Nella prima settimana vendette 345mila copie, si assicurò subito i primi posti nelle classifiche britanniche, lanciò tre singoli (anche quattro, volendo) che sono rimasti nella storia della musica. È “(What’s The Story) Morning Glory?”, il secondo album degli Oasis, uscito all’inizio di ottobre nel 1995 – 25 anni fa, un altro mondo – con cui la band inglese ottenne un successo planetario e si impose come capofila nel nuovo fenomeno del britpop.
C’era John Major, era già Cool Britannia: nello stesso anno era uscito “Alta Fedeltà” di Nick Hornby, sull’Independent partiva la rubrica sui “Diari di Bridget Jones”, al cinema uscita “Trainspotting”, mentre Eric Cantona occupava i tabloid con le sue follie.
Il mondo ricominciava a guardare verso Londra e il Regno, dimenticando per un attimo la guerra in Bosnia e le confessioni di Lady Diana, era catturato dallo scontro (gonfiato ad arte dalla stampa) tra gli Oasis e i Blur, cioè “la battaglia del britpop”.

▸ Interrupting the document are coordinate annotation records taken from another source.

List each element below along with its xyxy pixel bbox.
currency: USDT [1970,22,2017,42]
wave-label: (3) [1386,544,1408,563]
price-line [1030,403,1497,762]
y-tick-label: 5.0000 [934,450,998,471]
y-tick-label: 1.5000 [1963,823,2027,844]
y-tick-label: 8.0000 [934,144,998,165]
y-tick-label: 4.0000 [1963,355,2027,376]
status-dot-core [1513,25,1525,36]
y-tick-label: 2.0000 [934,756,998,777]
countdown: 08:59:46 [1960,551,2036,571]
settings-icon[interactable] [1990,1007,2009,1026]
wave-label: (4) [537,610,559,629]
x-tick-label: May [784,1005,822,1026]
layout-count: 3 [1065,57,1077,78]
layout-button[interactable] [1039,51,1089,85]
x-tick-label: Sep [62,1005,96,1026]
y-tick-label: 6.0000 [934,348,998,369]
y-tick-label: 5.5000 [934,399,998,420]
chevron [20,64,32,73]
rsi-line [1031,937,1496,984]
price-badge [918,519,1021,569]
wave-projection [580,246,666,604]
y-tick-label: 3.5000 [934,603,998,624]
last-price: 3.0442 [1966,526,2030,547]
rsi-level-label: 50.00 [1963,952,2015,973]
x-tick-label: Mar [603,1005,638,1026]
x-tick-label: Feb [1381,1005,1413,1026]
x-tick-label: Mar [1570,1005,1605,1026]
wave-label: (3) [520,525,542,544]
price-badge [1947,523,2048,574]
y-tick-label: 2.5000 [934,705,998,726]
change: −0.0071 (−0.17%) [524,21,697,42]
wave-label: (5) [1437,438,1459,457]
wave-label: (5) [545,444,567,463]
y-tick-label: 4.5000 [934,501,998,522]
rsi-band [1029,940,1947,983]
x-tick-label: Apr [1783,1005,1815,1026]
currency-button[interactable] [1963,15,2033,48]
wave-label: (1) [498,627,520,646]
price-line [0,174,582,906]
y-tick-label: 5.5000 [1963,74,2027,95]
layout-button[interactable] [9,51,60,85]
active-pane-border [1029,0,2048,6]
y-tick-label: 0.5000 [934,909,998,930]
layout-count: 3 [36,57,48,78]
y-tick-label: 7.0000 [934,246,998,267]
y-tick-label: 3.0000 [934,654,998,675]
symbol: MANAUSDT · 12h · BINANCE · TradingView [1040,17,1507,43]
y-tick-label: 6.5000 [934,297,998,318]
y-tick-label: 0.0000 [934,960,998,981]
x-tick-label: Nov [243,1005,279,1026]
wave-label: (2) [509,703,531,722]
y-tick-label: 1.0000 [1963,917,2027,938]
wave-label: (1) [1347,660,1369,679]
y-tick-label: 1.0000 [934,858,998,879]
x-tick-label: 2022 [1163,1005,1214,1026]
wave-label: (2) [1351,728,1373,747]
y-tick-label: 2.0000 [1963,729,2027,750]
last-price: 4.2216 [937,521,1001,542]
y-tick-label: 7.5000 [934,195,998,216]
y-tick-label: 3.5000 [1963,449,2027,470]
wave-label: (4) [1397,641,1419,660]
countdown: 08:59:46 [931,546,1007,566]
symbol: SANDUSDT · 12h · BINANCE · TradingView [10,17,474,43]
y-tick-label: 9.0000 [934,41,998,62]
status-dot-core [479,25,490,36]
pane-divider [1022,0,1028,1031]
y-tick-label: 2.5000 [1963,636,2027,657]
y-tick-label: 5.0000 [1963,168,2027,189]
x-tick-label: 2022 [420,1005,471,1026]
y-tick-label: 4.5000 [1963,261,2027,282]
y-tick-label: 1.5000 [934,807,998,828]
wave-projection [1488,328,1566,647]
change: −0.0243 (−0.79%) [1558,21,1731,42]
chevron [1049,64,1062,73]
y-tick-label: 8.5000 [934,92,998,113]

Era la nuova edizione della rivalità Beatles/ Rolling Stones, la trasposizione della lotta di classe e di provincia tra i borghesi del sud e gli operai del Nord, ma anche tra due modi diversi di fare e cantare. Erano in gara per conquistare un posto – il primo – nelle classifiche inglesi. E forse anche nella storia.
Si sa come andò: in quella che fu l’estate più secca di sempre, il 20 agosto, vinsero i Blur. Il loro singolo “Country House” vendette 274mila copie, mentre “Roll With It” dei rivali arrivò solo a 216mila. Per i fratelli Gallagher sarà una beffa, ma temporanea: la storia darà ragione a loro, sotto forma di successo e vendite, che in occasione dell’uscita a ottobre di “(What’s The Story) Morning Glory?” arriveranno a travolgerli.
Pochi mesi dopo, nel 1996 si aggiudicano tre Brit Awards: miglior album, miglior canzone, miglior disco – durante la cerimonia si abbandonano a sberleffi e insulti, alimentando ancora le zuffe tra i due gruppi.
Ma la via è tracciata: hit come “Wanderwall” o “Champagne Supernova” diventano la colonna sonora del momento, accompagnano l’anno degli Europei (ospitati in Inghilterra) e celebrano il trionfo del soft power pop britannico – di cui Hugh Grant costituiva il corrispettivo oggettivo cinematografico, mentre gli altri pilastri erano Alexander McQueen e Damien Hirst.
In ”Hello”, la canzone con cui si apre l’album, cantavano «it’s never gonna be the same», ed è la verità. I dischi successivi non saranno allo stesso livello, i litigi tra i due fratelli diventeranno sempre più tempestosi fino alla definitiva (e più volte annunciata) fine della band, nel 2009. Gli anni sono caduti, insomma, «come fa la pioggia».
Se si applicasse anche qui il giochino “come è cominciato” e “come è finito” – altra moda social si spera di breve durata – si vedrebbe un salto dall’ampiezza quasi geologica. Era la Gran Bretagna di fine secolo, quella dei Labour guidati da Tony Blair, della Terza Via, dell’ottimismo efficiente. Irriconoscibile, rispetto a oggi: un Paese alla deriva, che ha sganciato gli ormeggi (con un referendum autolesionista) dall’Europa, in cui il Primo Ministro incarna un populismo d’élite allora impensabile. La pandemia e i suoi numeri ingestibili sono solo uno dei suoi effetti.
Non è più “Cool Britannia” da un pezzo: il gioco di parole, come è noto, era passato di moda quasi subito, ma adesso sembra appartenere alla preistoria. Il mondo guarda ancora a Londra, ma rimane stupefatto. Perfino le antiche e mediatizzate “battaglie del britpop” restano solo nella memoria degli storici della musica: da almeno 10 anni Noel Gallagher e Damon Albarn, la mente dei Blur, sono diventati amici e ogni tanto suonano insieme.
L’età porta giudizio, forse. E anche un po’ di nostalgia. Non per niente a fine aprile 2020 Noel Gallagher trova in soffitta una vecchia incisione, mai uscita prima, e la pubblica. È “Don’t stop…”. Il brano risale al 2005, quando forse era già tardi, visto che la musica che apriva il millennio era diversa, già un’altra cosa rispetto a quel muro delle meraviglie che impediva di vedere cosa sarebbe successo dopo.